December 8, 2017
December 8, 2017
A front blew in on Wednesday. Rain pelted the roof and deck and though it was warm inside, the temperature was dropping rapidly. The rain continued all day, drizzling over the neighborhood, sinking into winter vegetables and filling pools in the arroyo. This is the beginning of winter.
December is an in-between time here, not fall and not winter. Autumn lingers, its golden mornings stretching through December. Here and there, a sudden cold front snaps us all to attention, freezing plants forgotten outside and reminding us to dig out warm coats and boots.
An overcast sky covered the area all the next day, occasionally spraying us with cold drizzle. I went out to check on Willis who I found lying comfortably in his shelter, legs tucked under his body. He looked massive there, reminding me of a donkey lying in the nativity scene. His coat is thick and soft. I run my fingers through his fur, along his spine, feeling the warmth of him. The paddocks and arena are soaked and muddy – no riding today. Reluctantly Willis rises to his feet and follows me to the gate and out of the paddock.
The barn is quiet except for the snort of horses and stamping of hooves; everyone is resigned to another cold, rainy day. I groom Willis with a rubber curry, fluff up his fur and brush him off; then let him graze in the pastures behind the barn while I brush off his blanket, debating whether he needs it or not. It is 40 degrees and Willis is wooly. The temperature will not get that much colder tonight and the rain will stop. When I lead Willis back to his paddock and close the gate, Willis trots back to the gate and hangs his head over the rail. He wants more grass, but I cannot stay. I finish putting brushes and lead rope away, feeling guilty.

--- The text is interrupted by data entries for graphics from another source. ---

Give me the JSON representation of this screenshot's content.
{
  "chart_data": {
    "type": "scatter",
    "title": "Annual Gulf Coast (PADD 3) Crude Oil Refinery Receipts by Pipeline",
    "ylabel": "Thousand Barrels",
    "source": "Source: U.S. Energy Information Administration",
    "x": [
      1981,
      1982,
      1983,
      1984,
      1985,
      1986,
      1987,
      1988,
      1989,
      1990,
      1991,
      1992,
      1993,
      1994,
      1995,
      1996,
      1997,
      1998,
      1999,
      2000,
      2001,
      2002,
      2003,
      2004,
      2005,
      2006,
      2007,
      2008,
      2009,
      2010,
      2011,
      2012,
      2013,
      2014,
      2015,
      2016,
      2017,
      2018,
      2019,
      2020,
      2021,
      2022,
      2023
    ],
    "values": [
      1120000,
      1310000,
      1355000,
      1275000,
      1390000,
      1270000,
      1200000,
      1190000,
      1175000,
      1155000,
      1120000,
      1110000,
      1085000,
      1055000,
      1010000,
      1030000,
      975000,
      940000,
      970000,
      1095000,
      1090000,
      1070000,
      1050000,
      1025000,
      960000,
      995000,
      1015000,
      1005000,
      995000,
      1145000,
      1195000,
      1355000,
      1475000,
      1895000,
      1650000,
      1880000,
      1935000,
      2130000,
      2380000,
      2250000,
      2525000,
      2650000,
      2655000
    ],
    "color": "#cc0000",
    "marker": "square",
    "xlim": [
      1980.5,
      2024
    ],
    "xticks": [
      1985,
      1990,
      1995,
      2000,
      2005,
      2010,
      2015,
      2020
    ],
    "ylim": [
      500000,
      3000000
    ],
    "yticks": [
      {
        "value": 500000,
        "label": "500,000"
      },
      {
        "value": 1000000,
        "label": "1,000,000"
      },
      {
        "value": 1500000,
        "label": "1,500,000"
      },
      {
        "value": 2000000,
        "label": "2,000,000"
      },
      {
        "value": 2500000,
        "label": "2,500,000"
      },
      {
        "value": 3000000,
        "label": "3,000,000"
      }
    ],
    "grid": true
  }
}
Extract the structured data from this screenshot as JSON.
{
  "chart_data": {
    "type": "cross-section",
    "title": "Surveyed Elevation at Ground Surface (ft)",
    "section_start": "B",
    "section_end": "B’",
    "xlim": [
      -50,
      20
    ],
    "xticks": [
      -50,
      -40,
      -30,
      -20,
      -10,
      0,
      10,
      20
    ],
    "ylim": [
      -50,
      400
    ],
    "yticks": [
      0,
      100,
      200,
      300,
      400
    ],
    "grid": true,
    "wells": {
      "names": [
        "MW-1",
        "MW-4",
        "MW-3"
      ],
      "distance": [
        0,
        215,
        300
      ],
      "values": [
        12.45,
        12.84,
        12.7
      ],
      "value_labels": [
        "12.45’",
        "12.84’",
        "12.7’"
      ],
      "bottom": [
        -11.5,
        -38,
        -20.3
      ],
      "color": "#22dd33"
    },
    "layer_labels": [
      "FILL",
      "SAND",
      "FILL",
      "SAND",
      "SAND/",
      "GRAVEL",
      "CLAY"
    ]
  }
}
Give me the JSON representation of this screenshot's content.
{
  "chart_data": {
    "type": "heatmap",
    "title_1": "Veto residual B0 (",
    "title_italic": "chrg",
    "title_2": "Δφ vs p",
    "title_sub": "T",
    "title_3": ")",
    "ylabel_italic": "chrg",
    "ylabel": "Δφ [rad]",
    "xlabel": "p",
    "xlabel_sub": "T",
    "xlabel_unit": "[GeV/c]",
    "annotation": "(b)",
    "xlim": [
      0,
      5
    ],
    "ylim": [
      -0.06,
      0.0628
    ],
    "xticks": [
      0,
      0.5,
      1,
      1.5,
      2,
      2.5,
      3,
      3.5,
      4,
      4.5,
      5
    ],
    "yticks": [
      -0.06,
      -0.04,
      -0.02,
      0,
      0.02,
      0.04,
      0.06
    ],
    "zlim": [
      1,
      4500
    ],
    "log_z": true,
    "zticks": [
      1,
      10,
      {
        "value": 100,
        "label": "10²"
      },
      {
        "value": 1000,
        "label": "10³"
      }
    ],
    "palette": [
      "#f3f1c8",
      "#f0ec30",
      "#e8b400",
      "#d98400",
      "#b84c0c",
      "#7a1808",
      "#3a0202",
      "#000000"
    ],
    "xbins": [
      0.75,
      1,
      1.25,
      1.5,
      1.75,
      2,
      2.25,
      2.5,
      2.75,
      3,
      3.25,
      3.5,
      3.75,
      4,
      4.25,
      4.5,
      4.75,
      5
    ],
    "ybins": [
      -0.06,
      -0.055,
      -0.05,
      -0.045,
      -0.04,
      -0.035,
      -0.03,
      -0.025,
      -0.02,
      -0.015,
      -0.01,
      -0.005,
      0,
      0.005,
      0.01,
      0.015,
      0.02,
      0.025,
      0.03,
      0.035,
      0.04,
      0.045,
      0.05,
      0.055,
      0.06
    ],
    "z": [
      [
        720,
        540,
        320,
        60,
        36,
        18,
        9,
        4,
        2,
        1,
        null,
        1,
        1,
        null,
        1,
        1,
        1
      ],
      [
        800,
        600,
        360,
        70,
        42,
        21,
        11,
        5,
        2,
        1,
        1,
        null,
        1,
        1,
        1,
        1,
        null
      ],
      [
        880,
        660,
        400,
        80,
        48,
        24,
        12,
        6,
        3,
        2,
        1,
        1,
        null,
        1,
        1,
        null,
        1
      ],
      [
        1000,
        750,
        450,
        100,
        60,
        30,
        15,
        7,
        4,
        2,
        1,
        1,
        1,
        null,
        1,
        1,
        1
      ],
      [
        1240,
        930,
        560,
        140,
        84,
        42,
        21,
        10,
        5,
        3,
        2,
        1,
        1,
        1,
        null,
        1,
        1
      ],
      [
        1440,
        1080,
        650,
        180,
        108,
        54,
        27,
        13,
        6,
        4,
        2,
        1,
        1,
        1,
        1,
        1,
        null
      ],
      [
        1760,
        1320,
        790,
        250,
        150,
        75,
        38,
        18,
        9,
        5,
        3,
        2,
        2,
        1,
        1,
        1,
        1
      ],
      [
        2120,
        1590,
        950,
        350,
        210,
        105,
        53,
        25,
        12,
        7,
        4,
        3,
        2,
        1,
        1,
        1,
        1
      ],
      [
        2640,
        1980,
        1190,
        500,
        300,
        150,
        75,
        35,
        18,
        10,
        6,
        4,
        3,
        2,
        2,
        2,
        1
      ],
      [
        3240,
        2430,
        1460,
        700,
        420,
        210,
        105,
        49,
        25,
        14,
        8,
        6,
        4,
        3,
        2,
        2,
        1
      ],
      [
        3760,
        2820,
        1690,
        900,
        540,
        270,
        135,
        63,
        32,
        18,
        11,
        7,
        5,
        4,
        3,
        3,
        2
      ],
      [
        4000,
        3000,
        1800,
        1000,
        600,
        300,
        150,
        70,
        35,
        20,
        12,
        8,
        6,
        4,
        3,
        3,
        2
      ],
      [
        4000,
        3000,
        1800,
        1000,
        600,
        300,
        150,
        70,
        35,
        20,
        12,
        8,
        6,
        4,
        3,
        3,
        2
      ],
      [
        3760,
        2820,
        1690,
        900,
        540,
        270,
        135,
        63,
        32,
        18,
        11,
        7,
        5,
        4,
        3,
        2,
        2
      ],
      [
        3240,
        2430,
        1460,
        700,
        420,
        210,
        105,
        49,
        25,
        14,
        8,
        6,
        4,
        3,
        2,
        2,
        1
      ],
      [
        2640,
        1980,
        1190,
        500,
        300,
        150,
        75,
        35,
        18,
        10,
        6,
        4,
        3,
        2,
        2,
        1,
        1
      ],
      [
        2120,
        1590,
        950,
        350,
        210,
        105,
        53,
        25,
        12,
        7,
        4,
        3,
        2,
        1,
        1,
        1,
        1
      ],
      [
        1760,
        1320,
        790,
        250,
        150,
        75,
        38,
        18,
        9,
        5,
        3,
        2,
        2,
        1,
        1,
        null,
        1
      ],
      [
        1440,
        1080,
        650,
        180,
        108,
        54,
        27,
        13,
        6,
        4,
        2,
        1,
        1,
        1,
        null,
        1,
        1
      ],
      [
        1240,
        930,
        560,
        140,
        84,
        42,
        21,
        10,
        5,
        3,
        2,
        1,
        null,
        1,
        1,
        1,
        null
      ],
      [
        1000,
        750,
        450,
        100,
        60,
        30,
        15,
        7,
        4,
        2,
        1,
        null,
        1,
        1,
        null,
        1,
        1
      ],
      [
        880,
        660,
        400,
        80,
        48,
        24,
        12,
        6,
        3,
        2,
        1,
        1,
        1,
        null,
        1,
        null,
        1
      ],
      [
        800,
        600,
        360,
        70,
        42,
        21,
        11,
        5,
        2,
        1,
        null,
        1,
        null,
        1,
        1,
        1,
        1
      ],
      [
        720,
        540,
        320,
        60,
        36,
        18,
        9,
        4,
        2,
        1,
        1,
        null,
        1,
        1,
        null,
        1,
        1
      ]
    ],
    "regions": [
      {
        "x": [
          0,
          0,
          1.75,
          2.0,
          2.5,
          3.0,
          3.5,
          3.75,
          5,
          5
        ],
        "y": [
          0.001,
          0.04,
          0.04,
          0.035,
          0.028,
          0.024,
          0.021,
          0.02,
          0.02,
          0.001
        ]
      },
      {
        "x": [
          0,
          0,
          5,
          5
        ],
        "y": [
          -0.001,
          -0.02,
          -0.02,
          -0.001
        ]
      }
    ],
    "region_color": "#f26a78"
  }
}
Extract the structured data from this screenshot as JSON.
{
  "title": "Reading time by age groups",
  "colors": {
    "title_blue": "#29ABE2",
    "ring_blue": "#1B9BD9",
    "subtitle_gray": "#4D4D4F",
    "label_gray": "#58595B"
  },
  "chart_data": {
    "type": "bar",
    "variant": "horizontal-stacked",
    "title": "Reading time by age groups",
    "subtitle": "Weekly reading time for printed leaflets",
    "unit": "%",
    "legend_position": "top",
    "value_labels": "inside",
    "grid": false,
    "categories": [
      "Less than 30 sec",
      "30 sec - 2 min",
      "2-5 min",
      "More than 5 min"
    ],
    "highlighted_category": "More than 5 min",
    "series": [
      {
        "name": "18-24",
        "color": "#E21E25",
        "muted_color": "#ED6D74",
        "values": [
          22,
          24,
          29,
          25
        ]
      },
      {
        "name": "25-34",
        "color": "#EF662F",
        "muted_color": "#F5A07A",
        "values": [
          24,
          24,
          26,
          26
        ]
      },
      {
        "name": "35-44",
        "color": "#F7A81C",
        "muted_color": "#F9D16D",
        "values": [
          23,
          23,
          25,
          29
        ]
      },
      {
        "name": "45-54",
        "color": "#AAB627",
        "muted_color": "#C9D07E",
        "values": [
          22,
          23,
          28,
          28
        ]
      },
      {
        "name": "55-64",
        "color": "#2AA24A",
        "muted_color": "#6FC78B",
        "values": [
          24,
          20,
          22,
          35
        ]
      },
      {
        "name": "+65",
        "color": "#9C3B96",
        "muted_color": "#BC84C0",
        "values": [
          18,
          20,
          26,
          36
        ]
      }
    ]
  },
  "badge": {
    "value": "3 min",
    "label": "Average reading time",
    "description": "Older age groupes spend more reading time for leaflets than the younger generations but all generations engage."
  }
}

When I open the front door to feed my cat, it’s snowing. I am at once shocked and delighted. By 9 p.m. snow has covered front yards and plants, the sage and salvia dusted with white. Snow sparkles in the blackness while neighbors’ Christmas lights twinkle across the street.
Tim and I walk Daisy out the back door across a slippery white deck, all of us bundled up in warm coats. Daisy doesn’t know what to make of the cold white stuff under her feet and in between her toes. We have to pull her along at first, but soon she gives in to the newness of it all. Back on the deck she slides around and licks the snow. Suddenly cold is forgotten.
We may have winter this year after all.